Where the money is actually going
The FTC’s Consumer Sentinel data makes the US picture sharper. US consumers reported losing $12.5 billion to fraud in 2024, a 25% increase over 2023. Investment scams led the category at $5.7 billion, and imposter scams were second at $2.95 billion. The dominant payment method for scams was bank transfer or cryptocurrency — not card — which tells you that the places where fraud detection still has the most ground to gain are wire transfers, real-time payment rails, and crypto on-ramps, not card authorizations.
That insight is reshaping the category. The big fraud detection vendors have spent the last two years extending their coverage from cards to ACH, wire, FedNow, and RTP. Plaid, which sits between thousands of US banks and consumer apps, now offers fraud signals on account-linking flows. Chainalysis and TRM Labs provide transaction monitoring for crypto payments. Even the security posture that fintechs bring to their own code now has to account for fraud-adjacent threats — synthetic identities opening accounts, automated attack scripts probing APIs, and deepfake-driven account takeovers.
What it means for fintechs and operators
For fintech founders, fraud detection is both a commodity and a moat. The commodity layer — card fraud scoring, basic identity verification, sanctions screening — is available from multiple vendors at reasonable price points, and there is no strategic reason to build it in-house. The moat layer — proprietary signals drawn from the fintech’s own user behaviour, the patterns of first-party fraud specific to its product, the graph of which accounts are connected to which devices — is where every fraud-heavy fintech ultimately builds its own model. Chime, Cash App, and Robinhood all run internal fraud teams on top of third-party vendors.
For operators, the buying decision has sharpened. The best predictor of whether a fraud detection deployment delivers real ROI is still whether the team picked a vendor whose coverage matches their fraud mix. A product with mostly card fraud needs different tooling than one with mostly synthetic identity fraud.
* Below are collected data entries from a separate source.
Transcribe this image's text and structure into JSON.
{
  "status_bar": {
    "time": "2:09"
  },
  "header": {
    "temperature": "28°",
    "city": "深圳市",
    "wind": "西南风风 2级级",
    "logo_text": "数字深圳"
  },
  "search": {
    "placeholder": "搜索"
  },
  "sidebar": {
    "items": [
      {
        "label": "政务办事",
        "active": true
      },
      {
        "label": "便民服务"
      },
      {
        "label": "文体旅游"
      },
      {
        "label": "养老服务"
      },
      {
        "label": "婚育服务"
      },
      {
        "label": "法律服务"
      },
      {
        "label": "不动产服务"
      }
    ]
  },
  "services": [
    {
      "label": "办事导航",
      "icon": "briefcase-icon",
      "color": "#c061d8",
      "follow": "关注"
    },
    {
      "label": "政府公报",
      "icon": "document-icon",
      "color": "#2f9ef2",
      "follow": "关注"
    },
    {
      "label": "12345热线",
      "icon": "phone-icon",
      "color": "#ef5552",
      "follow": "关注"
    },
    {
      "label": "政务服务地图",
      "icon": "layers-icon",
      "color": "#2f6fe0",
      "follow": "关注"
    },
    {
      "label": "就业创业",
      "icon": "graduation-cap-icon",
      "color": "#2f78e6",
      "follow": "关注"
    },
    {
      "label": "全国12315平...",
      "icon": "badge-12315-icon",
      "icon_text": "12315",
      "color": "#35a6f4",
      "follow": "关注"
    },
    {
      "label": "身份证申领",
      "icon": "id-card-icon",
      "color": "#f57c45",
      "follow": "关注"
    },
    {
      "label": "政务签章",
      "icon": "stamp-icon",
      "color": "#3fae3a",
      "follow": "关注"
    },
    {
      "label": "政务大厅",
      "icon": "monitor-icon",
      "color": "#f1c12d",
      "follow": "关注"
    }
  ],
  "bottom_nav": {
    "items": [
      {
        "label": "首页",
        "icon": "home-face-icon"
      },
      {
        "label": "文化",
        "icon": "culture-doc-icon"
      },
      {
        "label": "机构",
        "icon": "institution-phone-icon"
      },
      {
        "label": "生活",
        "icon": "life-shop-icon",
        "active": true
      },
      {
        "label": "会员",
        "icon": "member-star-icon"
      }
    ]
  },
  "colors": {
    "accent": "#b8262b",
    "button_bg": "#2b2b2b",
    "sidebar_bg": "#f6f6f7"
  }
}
The underlying machine learning capability has matured across the finance stack, which means fraud teams can now afford to be more specific about the problem they are solving rather than taking a general-purpose platform and hoping it covers everything.
The other shift is staffing. Fraud analyst headcounts at mid-sized US fintechs have grown, even as detection has moved into machine learning, because model outputs still need human review for the highest-severity cases. The team composition has changed too: ML engineers, graph database specialists, and former law-enforcement investigators now sit alongside traditional fraud analysts, and the ratio of model-building to case-working has inverted at most well-funded companies.
The bottom line
Fraud detection in 2025 is a $54.61 billion global market growing at 17.5% a year, and the overwhelming majority of the transaction volume is scored by two card networks before any independent vendor ever sees it. The venture-backed layer is real but smaller, and it wins when it picks a specific fraud type — synthetic identity, card-not-present, ACH, or crypto — and delivers measurably better recall than the default layer. The US consumer loss figure of $12.5 billion is the number that keeps the category growing. Every year that number rises, the industry adds more vendors, more models, and more analyst seats. The detection systems are getting better, but so are the attackers, and the question for the next five years is whether generative AI helps defenders more than it helps the other side.